Repères utiles pour un séjour apaisé
Les années m’ont appris à voyager simple, avec respect et une curiosité qui ne force pas les portes. Voici de quoi ancrer votre parcours, sans vous éloigner de l’essentiel.
Quand partir
La saison sèche de mai à octobre offre des ciels clairs, des sentiers plus fermes, et des vues ouvertes sur les volcans. Les pluies, de novembre à mars, habillent la vallée d’une brume magnifique mais rendent les pentes glissantes. Choisissez : la lumière parfaite ou le vert le plus profond.
Se rendre et rayonner
Depuis Ubud, comptez environ 1 h 30 de route. Même chose depuis Amed, ce village côtier aux fonds marins généreux ; pour prolonger la route côté mer, jetez un œil à ce guide d’Amed et des environs. Vers le nord-ouest, la région de Kintamani vous offrira un lever de soleil sur le volcan ; j’aime recommander une grimpette au mont Batur à Kintamani aux voyageurs qui ont l’aube en patience.
Où dormir
Choisissez un hébergement avec vue dégagée sur les rizières. Si votre cœur penche pour une bamboo house, réservez tôt : l’expérience tient de la cabane de rêve, surtout quand la pluie tambourine sur le toit tressé. Autrement, les homestays de village offrent un rapport simplicité/accueil imbattable.
Manger local
Les warung servent des plats du jour cuisinés à la maison : nasi campur, mie goreng, bebek betutu selon l’inspiration. Je garde un faible pour les chips de patate douce offertes en attendant le plat, croquantes comme un bon souvenir. Goûtez aussi l’arak local en petite dose, l’esprit reste clair, le soir reste doux.
Étiquette et sécurité
- Couvrez-vous dans les temples, marchez à gauche sur les diguettes et demandez avant de photographier les personnes.
- Sur route mouillée, roulez lentement. Un poncho, une frontale et de l’eau suffisent pour les balades du matin.
- Emportez des espèces : certains distributeurs boudent les cartes les jours de pluie.

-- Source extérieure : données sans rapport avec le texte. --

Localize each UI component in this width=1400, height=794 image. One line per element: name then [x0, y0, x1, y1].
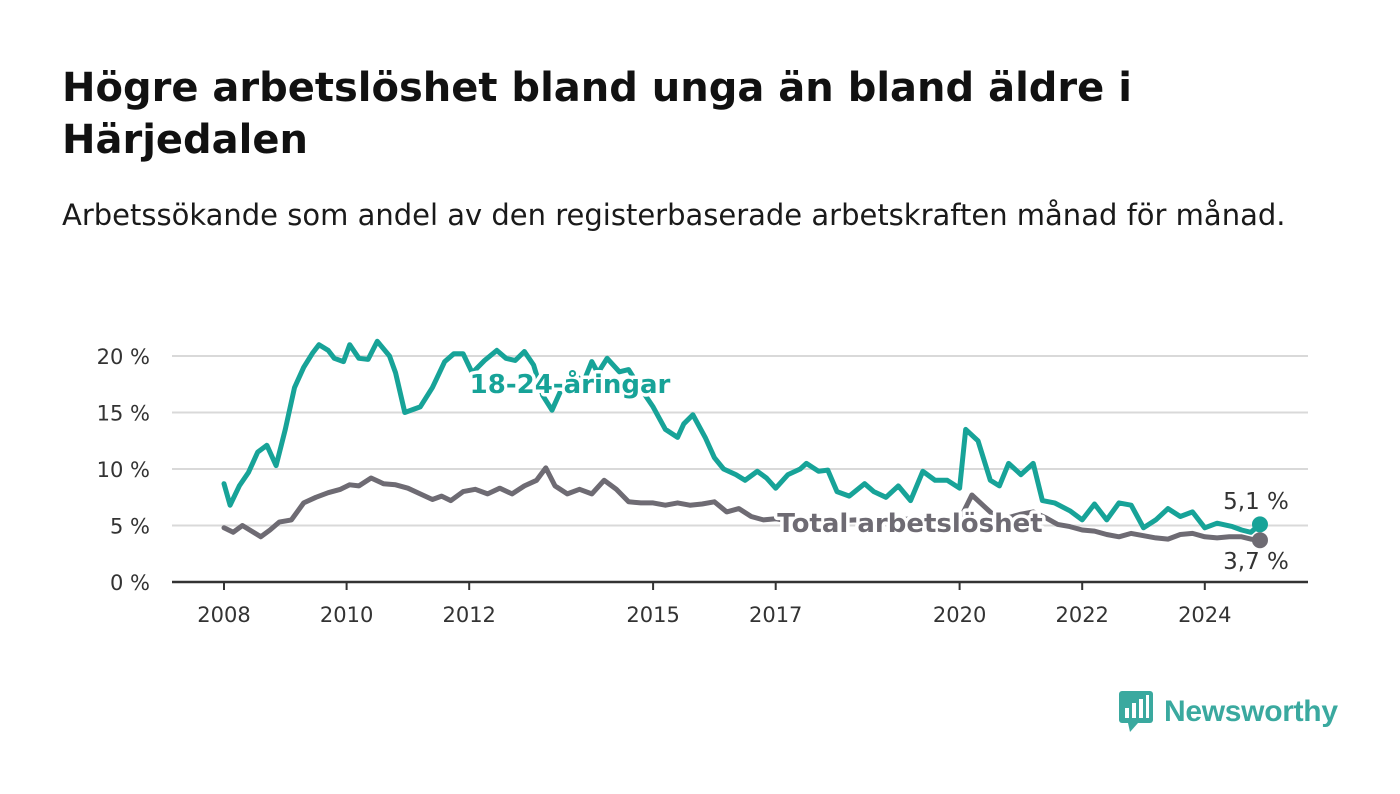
x-tick-label: 2015 — [626, 603, 679, 627]
y-axis-labels: 0 % 5 % 10 % 15 % 20 % — [97, 345, 150, 595]
end-label-youth: 5,1 % — [1223, 489, 1289, 515]
x-tick-label: 2024 — [1178, 603, 1231, 627]
y-grid — [172, 355, 1308, 527]
end-point-total — [1251, 532, 1268, 549]
x-tick-label: 2022 — [1055, 603, 1108, 627]
series-label-total-halo: Total arbetslöshet — [777, 509, 1042, 539]
y-tick-label: 0 % — [110, 571, 150, 595]
end-point-youth — [1251, 516, 1268, 533]
newsworthy-logo: Newsworthy — [1118, 690, 1338, 734]
chart-subtitle: Arbetssökande som andel av den registerb… — [62, 198, 1286, 232]
series-label-youth-halo: 18-24-åringar — [470, 368, 671, 400]
x-tick-label: 2017 — [749, 603, 802, 627]
end-label-total: 3,7 % — [1223, 549, 1289, 575]
bar-chart-speech-bubble-icon — [1119, 691, 1153, 732]
x-axis: 2008 2010 2012 2015 2017 2020 2022 2024 — [172, 580, 1308, 627]
x-tick-label: 2020 — [933, 603, 986, 627]
y-tick-label: 15 % — [97, 402, 150, 426]
series-label-youth: 18-24-åringar — [470, 368, 671, 400]
series-lines — [221, 338, 1263, 543]
y-tick-label: 10 % — [97, 458, 150, 482]
y-tick-label: 5 % — [110, 515, 150, 539]
series-label-total: Total arbetslöshet — [777, 509, 1042, 539]
y-tick-label: 20 % — [97, 345, 150, 369]
series-line-youth — [221, 338, 1263, 535]
brand-name: Newsworthy — [1164, 695, 1338, 728]
series-line-total — [221, 465, 1263, 543]
x-tick-label: 2010 — [320, 603, 373, 627]
end-points: 5,1 % 3,7 % — [1223, 489, 1289, 575]
x-tick-label: 2012 — [442, 603, 495, 627]
x-tick-label: 2008 — [197, 603, 250, 627]
chart-title: Högre arbetslöshet bland unga än bland ä… — [62, 65, 1132, 163]
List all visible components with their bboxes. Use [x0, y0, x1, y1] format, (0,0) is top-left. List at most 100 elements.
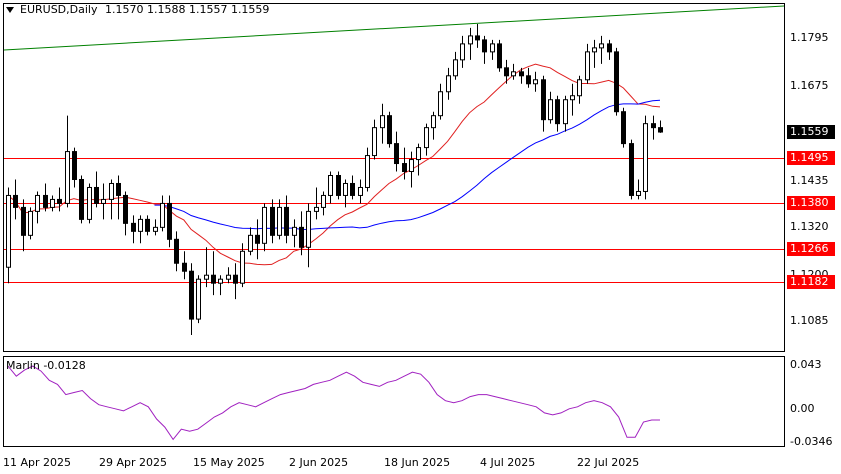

Tarifs indicatifs et distances
Ces montants varient avec le temps, gardez-les comme des repères souples.
| Lieu | Entrée (IDR) | Temps depuis Sidemen |
|---|---|---|
| Besakih (complexe principal) | ~90 000 | ~1 h |
| Tukad Cepung | ~15 000 | ~1 h |
| Penglipuran | ~50 000 | ~45 min |
| Treks dans les rizières (accès local) | ~25 000 | Départ sur place |
| Jagasatru | Donation | ~20–30 min |
Derniers mots d’un vieux routard
Je n’ai plus vingt ans, mais la vallée de Sidemen me fait marcher comme au premier jour. On y écoute les tambours d’un temple, on s’y salit les chaussures sans s’excuser, on y apprend que la beauté n’est pas que panorama, elle tient au geste simple et à la patience du temps. Gardez cette boussole pour les huit expériences qui comptent. Le reste se trouvera en chemin : une invitation pour un café, un orage qui remet le monde à zéro, une poignée de rires partagés. Quand le soleil plonge derrière les collines, la vallée devient promesse. Et ça, mes amis, c’est la meilleure raison de revenir.